Now you need to enable authorization so that the cgi scripts will work. To do this first create the .htaccess file in the nagios/sbin directory as described in the documentation - it must be world-readable.

Next create the htpasswd.users file in the nagios/etc directory as described in the documentation - it must be world-readable! I added only one user: rrsl

At this point you should be able to start nagios using: /usr/local/nagios/bin/nagios /usr/local/nagios/etc/nagios.cfg

After nagios is started you should be able to go to the web page and use the cgis to display info. The final step is enabling the external command cgis, which let you change the behavior of nagios from the web. To do this you have to follow the steps in the documentation to enable external commands This involves enabling external commands in the config file and specifying an external commands file....

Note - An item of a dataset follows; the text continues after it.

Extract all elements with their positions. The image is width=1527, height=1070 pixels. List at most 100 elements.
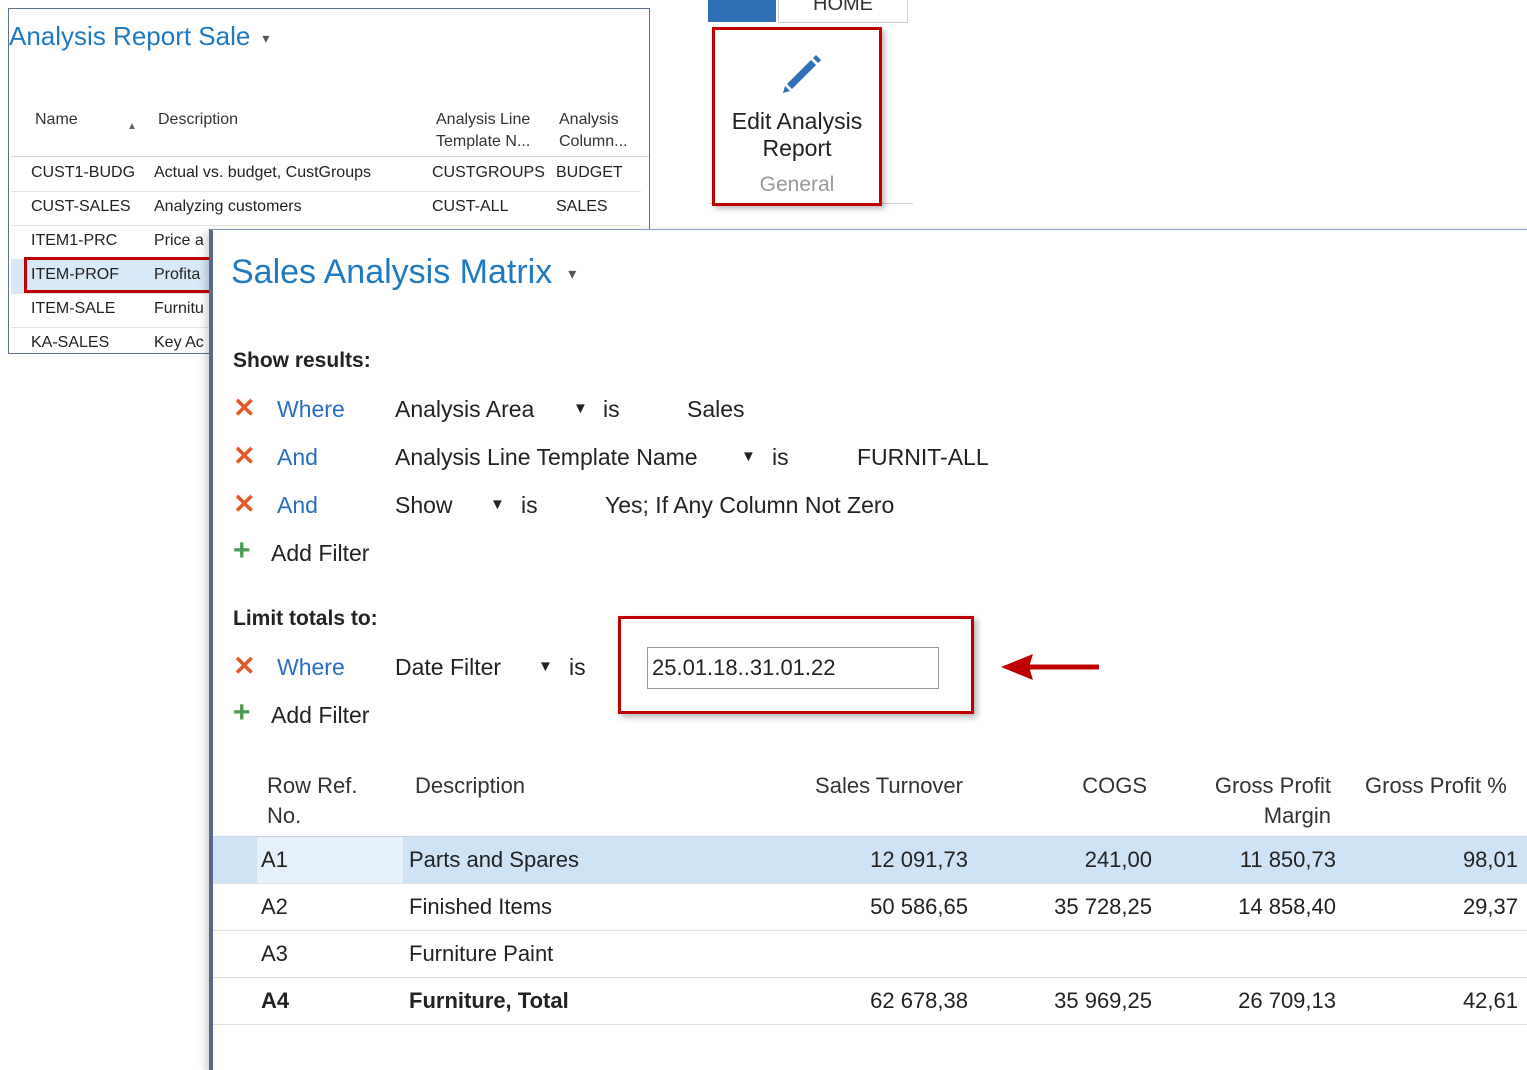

The permissions on the file seem to be a source of problems. To enable external commands you have to first create a group containing the nagios user and the user httpd runs as (apache for us). Then you create the directory /usr/local/nagios/var/rw with permissions: drwxrwsr-x 2 nagios nagioscmd 4096 Aug 3 13:55 rw

That's rwx permissions for the user and rws permissions for the group chmod gu+rwx nagios.nagioscmd rw chmod g+s rw Then you have to restart both apache and nagios, or it doesn't work!

The documentation describes some other gotchas..

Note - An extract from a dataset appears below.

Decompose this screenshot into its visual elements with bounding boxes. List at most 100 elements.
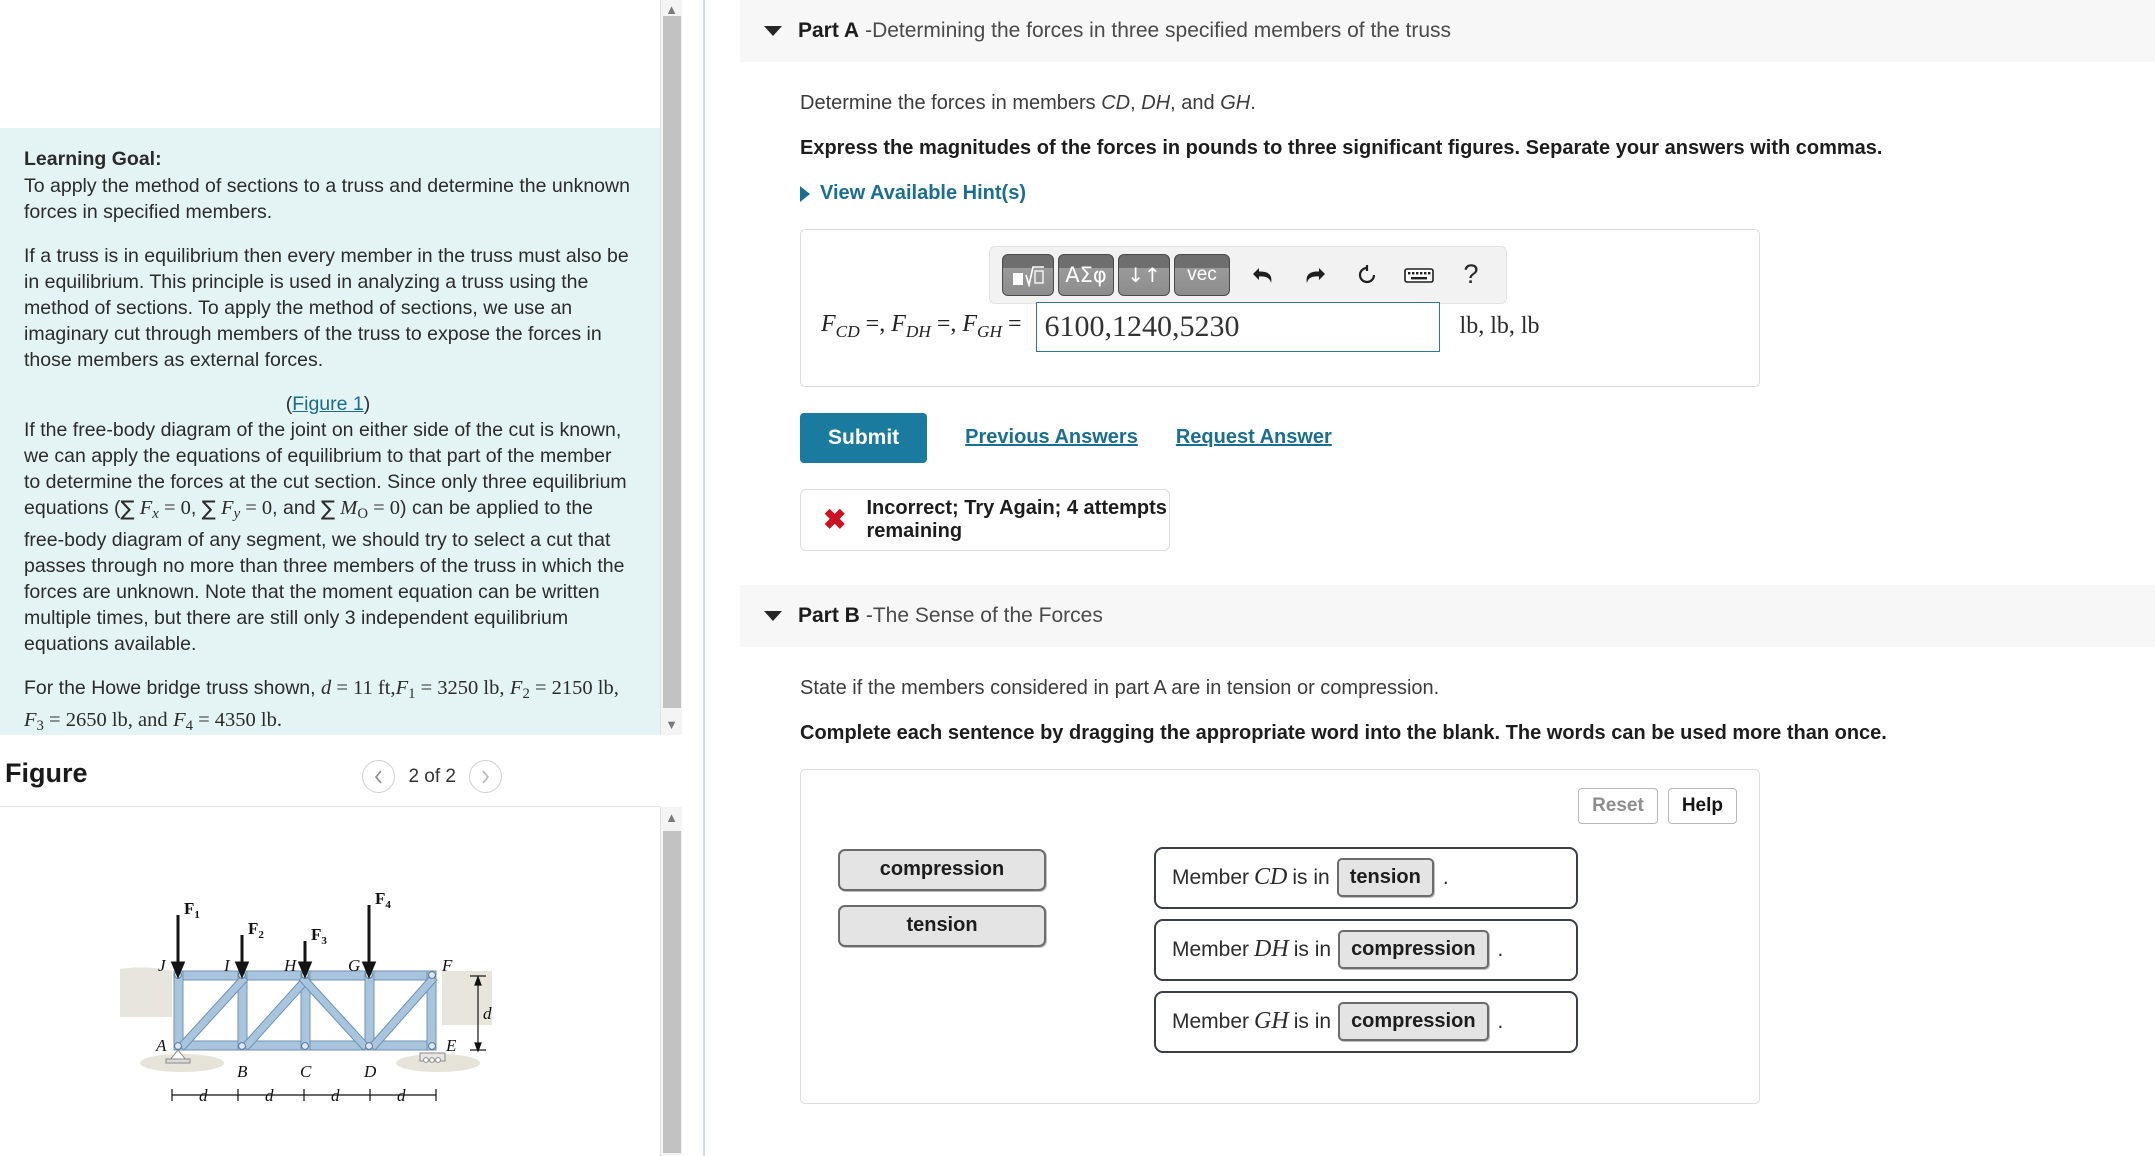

To run checks for services on remote machines, you need to set up ssh to log in without a password. To do this run $ ssh-keygen -t rsa to create a public/private key pair. copy the public key into the ~/.ssh/authorized_keys file of the user nagios on the remote host. This file must only be rw by nagios or ssh will not work. The directory .ssh must also be only rwx by nagios. Then you should be able to ssh to the remote host as nagios without giving a password.

Copy the plugins you want to run on the remote host to the remote host, and then set up checks in checkcommands.cfg, and services.cfg. See the check-host-radar command for an example. The plugins can be any kind of program.

Many plugins were timing out after ten seconds when checking on heimdal and umtanum. Although there claimed to be a command line option to change this, in practice there was not. Therefore, I changed the source to set the timeout to 30sec and recompiled the plugins. This appears to work. (7/26/04)

nagios comes with the file /etc/rc.d/init.d/nagios, which is a script for starting nagios from rc.local or from the command line as root (or by sudo). This seems to be the best way of starting or stopping the program.

sudo /etc/rc.d/init.d/nagios start sudo /etc/rc.d/init.d/nagios stop etc.

nagios has the ability to acknowledge a host condition, so if a host is down, you can "acknowledge" through the web interface, and it will stop sending email unless the host changes state. This is useful. You can also disable notification for a service, which is handy


Adding a user to the web interface:

1) edit cgi.cfg to add the user to the actions that you want them to do
2) edit sbin/.htaccess to add the user to the list of ok users, eg:
   require user rrsl radar
   for users rrsl and radar being able to access the web interface
   Keep in mind this file must be world readable...
3) issue htpasswd /usr/local/nagios/etc/htpasswd.users <new user> as root, to
   create the new user and password
4) stop nagios
5) restart the web server
6  start nagios

It should work, you should be able to log in and do stuff.